After spending time in each other's lives, they start to like each other, but Arjun needs to fight a kickboxing match against his rival. Akshara, having no idea of how to kickbox eventually enters the bout to fulfill Arjun's dream, as she gets badly beaten in Arjun's body, they realise their feelings for each other and kiss. The process is reversed, allowing Arjun to fight against his rival and win.

== Production ==
Amritha Aiyer was signed to play a role in the film after the director, Munna, saw a song from Padaiveeran. The film is produced by SV Babu who previously produced Keratam and Andamaina Manasulo. The film was shot in Rajahmundry and Kerala. The film was scheduled to release on Ugadi 2020, but was postponed due to the COVID-19 pandemic.

== Soundtrack ==
The film's sound track consists of three songs which were released through Lahari Music label. The song "Neeli Neeli Aakasam" became one of the biggest hits in the Telugu music. It topped the Telugu music charts and also hyped the film's promotions during its pre-release period.

Track listing
| No. | Title | Lyrics | Singer(s) | Length |
|---|---|---|---|---|
| 1. | "Neeli Neeli Aakasam" | Chandrabose | Sid Sriram, Sunitha Upadrashta | 4:43 |
| 2. | "Idera Sneham" | Chandrabose | Armaan Malik | 3:54 |
| 3. | "Meeko Dhandam" | Chandrabose | Dhananjay, Mohana Bhogaraju | 4:29 |
| 4. | "Amma Nannu Mallee Penchavaa" | Anantha Sriram | Rishon Rubens, Anup Rubens | 4:40 |
| 5. | "Wah Wah Mere Bava" (Promotional) | Anup Rubens, Pradeep Machiraju | Rahul Sipligunj | 3:46 |
| Total length: |  |  |  | 17:47 |

== Reception ==

=== Critical reception ===
Thadhagath Pathi of The Times of India stated that "30 Rojullo Preminchatam Ela has its heart in the right place but with too many gaps in its narrative, an outdated storyline and predictable plot, it doesn't have enough in it to draw people to the theatres amid the pandemic. Alas, this dish has been ruined by putting in too many ingredients that don't work well together." Viswanath Vijayanagaram from The New Indian Express wrote that "The film is jarring on so many levels. A friendship song plays between the lead pair just a few minutes after they stopped quarrelling like incorrigible muppets. Viva Harsha, who is deliberately named Nagarjuna, keeps receiving racist 'jokes'. This film doesn't work even as a college campus story. The jokes are all very unfunny. TV show host-turned-actor Pradeep makes a damp squib of a debut, with his comic timing testing your patience. Amritha Aiyer has the potential to deliver a good performance, provided the script is good, which this one isn't. All told, the song Neeli Neeli Aakasam, which comes just a few minutes into the movie, is the film's only bright spot".

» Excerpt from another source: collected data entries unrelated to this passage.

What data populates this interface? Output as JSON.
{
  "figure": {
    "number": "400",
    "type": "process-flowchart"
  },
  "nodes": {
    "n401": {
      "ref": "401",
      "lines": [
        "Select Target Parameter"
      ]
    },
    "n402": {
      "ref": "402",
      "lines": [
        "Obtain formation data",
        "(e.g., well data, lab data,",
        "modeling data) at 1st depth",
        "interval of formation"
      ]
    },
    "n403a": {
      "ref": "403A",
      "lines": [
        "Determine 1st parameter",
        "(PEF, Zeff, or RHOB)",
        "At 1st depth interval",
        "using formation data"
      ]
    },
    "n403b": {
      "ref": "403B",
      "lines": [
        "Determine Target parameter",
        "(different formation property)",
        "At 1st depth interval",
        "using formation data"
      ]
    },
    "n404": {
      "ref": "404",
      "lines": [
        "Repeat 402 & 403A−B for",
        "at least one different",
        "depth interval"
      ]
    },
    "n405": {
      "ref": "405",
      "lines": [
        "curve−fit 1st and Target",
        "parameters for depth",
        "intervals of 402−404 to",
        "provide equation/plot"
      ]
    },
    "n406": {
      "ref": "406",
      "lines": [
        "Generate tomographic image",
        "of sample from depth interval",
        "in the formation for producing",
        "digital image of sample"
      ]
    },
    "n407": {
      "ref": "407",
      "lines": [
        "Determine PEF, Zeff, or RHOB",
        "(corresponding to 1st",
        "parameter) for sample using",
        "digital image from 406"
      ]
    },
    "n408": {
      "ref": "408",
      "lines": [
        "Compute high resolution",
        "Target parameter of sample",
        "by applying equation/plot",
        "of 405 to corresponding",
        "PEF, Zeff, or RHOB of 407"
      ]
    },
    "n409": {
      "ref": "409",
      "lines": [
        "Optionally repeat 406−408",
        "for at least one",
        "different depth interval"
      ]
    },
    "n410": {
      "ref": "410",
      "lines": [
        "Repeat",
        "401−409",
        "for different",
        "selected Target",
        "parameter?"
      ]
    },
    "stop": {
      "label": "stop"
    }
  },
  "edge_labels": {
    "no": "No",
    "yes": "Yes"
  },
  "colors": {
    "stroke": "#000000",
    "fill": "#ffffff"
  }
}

Another reviewer from The Hans India wrote that "The movie starts off well and the love story in the flashback scenes is showcased well. However, the director has failed to grab the attention in the present sequences. The major twist before the interval is not that interesting and even the second half is extremely boring and the sloppy narration will irritate the audience. Despite having some plus points like performances, music, and comedy, the forced emotions, slow-paced narration, and boring screenplay became the biggest minus points of the film. On the whole, '30 Rojullo Preminchadam Ela' is just an average film and can be watched once."

=== Box office ===
The film collected a gross collection of ₹4 crore on its first day.